Hakim, gerekçe sayesinde verdiği hükmün doğru olup olmadığını, yani kendini denetler. Üst mahkeme de bir hükmün hukuka uygun olup olmadığını, ancak gerekçe sayesinde denetleyebilir. Taraflar da ancak gerekçe sayesinde haklı olup olmadıklarını daha iyi anlayabilirler. Bir hüküm, ne kadar haklı olursa olsun, gerekçesiz ise tarafları doyurmaz (Kuru, Baki/ Arslan, Ramazan/ Yılmaz, Ejder; Medeni Usul Hukuku Ders Kitabı 6100 sayılı HMK’na Göre Yeniden Yazılmış, 22 Baskı, Ankara 2011, s.472). Anayasa’nın 141. maddesi gereğince bütün mahkemelerin her türlü kararlarının gerekçeli olması gereklidir. Gerekçenin önemi, Anayasal olarak hükme bağlanmakla gösterilmiş olup, gerekçe ve hüküm birbirine sıkı sıkıya bağlıdır.

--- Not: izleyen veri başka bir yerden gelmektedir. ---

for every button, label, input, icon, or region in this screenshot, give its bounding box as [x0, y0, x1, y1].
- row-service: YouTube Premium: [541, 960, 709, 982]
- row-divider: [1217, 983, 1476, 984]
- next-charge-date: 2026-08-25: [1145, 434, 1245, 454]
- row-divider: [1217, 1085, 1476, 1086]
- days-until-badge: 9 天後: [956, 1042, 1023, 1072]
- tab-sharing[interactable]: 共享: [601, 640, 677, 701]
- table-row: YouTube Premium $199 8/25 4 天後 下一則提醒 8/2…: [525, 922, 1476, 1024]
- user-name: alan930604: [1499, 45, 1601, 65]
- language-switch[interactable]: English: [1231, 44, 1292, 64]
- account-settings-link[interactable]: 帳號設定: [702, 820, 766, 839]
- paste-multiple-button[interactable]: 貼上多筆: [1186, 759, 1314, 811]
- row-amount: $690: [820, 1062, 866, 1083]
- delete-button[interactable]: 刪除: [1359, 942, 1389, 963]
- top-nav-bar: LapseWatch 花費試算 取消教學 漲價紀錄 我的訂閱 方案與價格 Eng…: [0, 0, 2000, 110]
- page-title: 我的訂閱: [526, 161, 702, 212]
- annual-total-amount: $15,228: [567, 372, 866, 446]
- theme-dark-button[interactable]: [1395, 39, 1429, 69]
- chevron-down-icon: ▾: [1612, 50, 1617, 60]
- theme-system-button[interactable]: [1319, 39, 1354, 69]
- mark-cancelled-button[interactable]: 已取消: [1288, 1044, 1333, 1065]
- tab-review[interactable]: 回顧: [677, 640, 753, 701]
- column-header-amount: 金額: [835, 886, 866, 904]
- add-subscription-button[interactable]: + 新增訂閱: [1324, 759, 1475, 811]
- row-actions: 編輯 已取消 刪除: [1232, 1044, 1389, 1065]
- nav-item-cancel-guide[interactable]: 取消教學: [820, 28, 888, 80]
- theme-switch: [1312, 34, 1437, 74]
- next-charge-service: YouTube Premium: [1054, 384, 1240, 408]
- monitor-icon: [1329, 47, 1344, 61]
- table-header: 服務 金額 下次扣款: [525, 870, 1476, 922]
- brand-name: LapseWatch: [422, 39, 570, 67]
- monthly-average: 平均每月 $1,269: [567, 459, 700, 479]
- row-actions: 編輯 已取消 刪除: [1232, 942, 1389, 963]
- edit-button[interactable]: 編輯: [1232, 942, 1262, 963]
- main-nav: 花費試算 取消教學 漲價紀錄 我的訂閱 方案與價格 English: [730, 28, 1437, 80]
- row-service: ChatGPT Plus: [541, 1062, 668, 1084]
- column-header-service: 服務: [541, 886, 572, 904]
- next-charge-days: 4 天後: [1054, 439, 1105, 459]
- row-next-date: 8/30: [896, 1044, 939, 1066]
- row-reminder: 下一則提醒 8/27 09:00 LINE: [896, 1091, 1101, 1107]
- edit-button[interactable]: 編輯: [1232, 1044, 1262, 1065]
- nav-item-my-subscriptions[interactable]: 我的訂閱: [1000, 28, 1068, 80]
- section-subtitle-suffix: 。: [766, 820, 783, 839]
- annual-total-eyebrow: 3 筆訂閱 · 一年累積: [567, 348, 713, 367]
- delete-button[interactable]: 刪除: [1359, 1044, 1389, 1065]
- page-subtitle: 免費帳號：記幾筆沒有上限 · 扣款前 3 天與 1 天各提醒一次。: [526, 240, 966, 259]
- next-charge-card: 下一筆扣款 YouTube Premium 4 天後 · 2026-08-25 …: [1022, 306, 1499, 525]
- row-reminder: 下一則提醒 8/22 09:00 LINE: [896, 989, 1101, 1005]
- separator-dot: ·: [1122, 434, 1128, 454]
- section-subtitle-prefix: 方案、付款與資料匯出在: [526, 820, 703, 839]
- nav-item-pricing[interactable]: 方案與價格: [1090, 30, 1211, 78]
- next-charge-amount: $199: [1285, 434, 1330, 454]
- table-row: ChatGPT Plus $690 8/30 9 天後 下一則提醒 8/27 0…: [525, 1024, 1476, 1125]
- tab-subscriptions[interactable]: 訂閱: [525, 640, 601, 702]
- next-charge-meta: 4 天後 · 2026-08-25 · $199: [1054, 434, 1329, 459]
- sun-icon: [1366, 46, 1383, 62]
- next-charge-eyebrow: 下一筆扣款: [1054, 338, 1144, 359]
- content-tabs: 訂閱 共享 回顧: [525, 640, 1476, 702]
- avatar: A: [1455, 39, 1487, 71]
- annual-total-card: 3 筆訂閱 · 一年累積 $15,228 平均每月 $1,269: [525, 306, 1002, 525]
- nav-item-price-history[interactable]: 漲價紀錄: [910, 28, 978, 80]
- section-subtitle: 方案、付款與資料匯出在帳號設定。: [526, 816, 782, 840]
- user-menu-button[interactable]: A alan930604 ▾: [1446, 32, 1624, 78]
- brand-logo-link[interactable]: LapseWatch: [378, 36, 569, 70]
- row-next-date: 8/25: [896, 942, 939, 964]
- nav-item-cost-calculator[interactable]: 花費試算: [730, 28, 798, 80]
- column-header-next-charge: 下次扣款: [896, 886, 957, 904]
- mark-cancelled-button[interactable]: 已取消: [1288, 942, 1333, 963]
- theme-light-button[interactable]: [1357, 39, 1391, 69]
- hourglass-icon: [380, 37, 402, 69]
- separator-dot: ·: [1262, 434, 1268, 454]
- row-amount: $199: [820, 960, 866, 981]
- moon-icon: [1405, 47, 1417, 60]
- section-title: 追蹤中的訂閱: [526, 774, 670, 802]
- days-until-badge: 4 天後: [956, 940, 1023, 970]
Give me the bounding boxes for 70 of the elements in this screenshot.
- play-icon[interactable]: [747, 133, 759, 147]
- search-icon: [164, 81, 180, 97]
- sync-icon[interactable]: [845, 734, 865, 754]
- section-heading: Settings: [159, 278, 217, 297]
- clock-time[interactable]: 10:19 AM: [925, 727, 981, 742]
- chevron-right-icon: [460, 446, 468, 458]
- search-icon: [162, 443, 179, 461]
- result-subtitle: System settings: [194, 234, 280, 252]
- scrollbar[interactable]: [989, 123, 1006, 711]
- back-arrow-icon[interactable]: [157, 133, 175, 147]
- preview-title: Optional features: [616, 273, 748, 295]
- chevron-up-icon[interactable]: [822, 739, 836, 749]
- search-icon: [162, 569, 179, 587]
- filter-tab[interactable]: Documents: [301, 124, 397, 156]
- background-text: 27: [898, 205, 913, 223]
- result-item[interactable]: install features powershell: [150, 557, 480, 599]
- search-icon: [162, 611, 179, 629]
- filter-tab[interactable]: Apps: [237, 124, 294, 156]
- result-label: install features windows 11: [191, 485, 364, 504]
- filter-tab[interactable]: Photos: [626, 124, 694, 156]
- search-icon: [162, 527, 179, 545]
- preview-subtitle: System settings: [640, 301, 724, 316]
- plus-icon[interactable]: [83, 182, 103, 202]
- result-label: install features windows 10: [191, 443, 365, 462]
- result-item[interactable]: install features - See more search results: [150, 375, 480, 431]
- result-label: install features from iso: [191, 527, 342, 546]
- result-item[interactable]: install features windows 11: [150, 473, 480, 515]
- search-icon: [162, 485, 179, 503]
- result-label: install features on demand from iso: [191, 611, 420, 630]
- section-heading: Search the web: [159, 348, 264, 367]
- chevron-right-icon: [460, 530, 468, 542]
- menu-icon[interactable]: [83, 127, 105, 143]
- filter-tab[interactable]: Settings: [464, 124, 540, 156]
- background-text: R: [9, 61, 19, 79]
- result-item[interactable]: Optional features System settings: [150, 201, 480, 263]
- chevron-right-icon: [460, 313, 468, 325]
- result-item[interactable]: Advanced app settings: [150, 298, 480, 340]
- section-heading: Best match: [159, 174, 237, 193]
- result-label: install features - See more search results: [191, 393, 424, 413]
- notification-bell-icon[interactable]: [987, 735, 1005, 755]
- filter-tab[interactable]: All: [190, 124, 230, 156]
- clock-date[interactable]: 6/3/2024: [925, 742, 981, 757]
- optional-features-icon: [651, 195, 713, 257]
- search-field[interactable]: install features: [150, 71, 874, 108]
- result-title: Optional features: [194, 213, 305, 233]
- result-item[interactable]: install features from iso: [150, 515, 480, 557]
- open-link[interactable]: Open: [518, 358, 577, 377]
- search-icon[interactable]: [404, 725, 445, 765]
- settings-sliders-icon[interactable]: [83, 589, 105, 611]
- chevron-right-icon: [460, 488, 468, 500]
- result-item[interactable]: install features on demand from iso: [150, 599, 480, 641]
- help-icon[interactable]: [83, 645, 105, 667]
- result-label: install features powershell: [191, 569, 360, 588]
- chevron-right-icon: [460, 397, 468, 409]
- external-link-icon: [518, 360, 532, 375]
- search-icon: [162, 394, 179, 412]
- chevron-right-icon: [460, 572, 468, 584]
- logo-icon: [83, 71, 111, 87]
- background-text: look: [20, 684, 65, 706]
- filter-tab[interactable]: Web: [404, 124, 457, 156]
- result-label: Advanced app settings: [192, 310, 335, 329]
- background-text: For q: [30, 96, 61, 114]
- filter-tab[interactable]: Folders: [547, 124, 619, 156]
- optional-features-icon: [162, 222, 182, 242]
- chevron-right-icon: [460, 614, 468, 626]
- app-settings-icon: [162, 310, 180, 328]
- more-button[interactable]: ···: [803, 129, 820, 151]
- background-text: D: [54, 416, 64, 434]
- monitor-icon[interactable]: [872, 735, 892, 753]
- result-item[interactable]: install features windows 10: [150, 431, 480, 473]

Yasanın aradığı anlamda oluşturulacak kararların hüküm fıkralarının açık, anlaşılır, çelişkisiz, uygulanabilir olmasının gerekliliği kadar; kararın gerekçesinin de, sonucu ile tam bir uyum içinde, o davaya konu maddi olguların mahkemece nasıl nitelendirildiğini, kurulan hükmün hangi nedenlere ve hukuksal düzenlemelere dayandırıldığını ortaya koyacak; kısaca, maddi olgular ile hüküm arasındaki mantıksal bağlantıyı gösterecek nitelikte olması gerekir. Zira, tarafların o dava yönünden, hukuk düzenince hangi nedenle haklı veya haksız görüldüklerini anlayıp değerlendirebilmeleri ve Yargıtayın hukuka uygunluk denetimini yapabilmesi için, ortada, usulüne uygun şekilde oluşturulmuş; hükmün hangi nedenle o içerik ve kapsamda verildiğini ayrıntılarıyla gösteren, ifadeleri özenle seçilmiş ve kuşkuya yer vermeyecek açıklıktaki bir gerekçe bölümünün ve buna uyumlu hüküm fıkralarının bulunması zorunludur.

Nitekim, 07/06/1976 tarihli ve 3/4-3 sayılı Yargıtay İçtihadı Birleştirme Kararının gerekçesinde yer alan “Gerekçenin ilgili bilgi ve belgelerin isabetle takdir edildiğini gösterir biçimde geçerli ve yasal olması aranmalıdır. Gerekçenin bu niteliği yasa koyucunun amacına uygun olduğu gibi, kararı aydınlatmak, keyfiliği önlemek ve tarafları tatmin etmek niteliği de tartışma götürmez bir gerçektir.” şeklindeki açıklama ile de aynı ilkeye vurgu yapılmıştır.

Bütün mahkemelerin her türlü kararlarının gerekçeli olarak yazılması gerektiğini öngören Anayasa'nın 141/3. maddesi ve ona koşut bir düzenleme içeren HMK'nın 297. maddesi, işte bu amacı gerçekleştirmeye yöneliktir. Yine HMK'nın 27. maddesinin 2. bendi “c” bölümünde de hukuki dinlenilme hakkının, “Mahkemenin, açıklamaları dikkate alarak değerlendirmesini ve kararların somut ve açık olarak gerekçelendirilmesini” de içerdiği açıklanarak bu husus vurgulanmıştır.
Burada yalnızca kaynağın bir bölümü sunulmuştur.